Amazilia is a hummingbird genus in the subfamily Trochilinae. It is found in tropical Central and South America.

== Taxonomy ==
The genus Amazilia was introduced in 1843 by the French naturalist René Lesson. Lesson had used amazilia in 1827 as the specific epithet of the amazilia hummingbird which is now the only species placed in the genus Amazilis. The name comes from the Inca heroine in Jean-François Marmontel's novel Les Incas, ou la destruction de l'Empire du Pérou. The type species was subsequently designated as the cinnamon hummingbird.

The genus contains four species:
- Cinnamon hummingbird, Amazilia rutila
- Buff-bellied hummingbird, Amazilia yucatanensis
- Rufous-tailed hummingbird, Amazilia tzacatl
- Honduran emerald, Amazilia luciae

An additional species is sometimes included:
- Guanacaste hummingbird, Amazilia alfaroana (disputed)

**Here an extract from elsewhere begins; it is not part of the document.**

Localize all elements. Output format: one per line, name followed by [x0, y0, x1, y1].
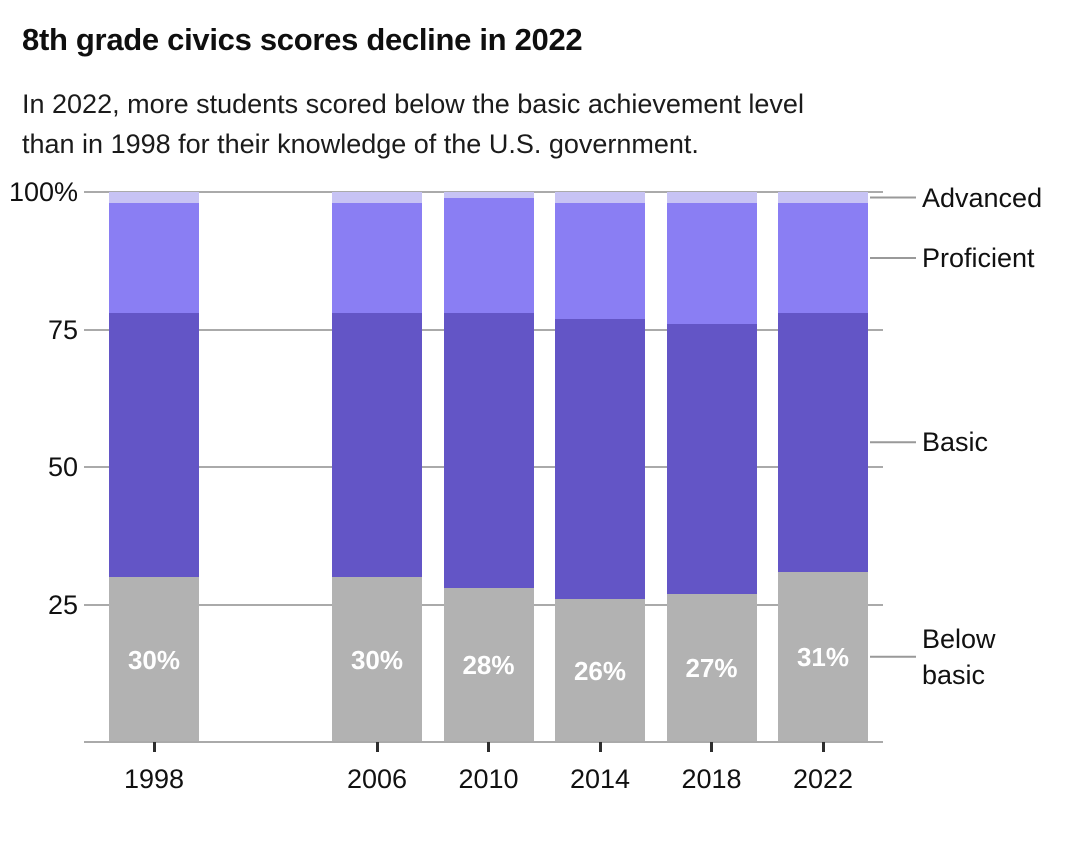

This genus formerly included many more species. A molecular phylogenetic study published in 2014 found that the large genus was polyphyletic. In the revised classification to create monophyletic genera, species were moved to Leucolia, Saucerottia, Amazilis, Uranomitra, Chrysuronia, Polyerata, Chionomesa, Elliotomyia and Chlorestes.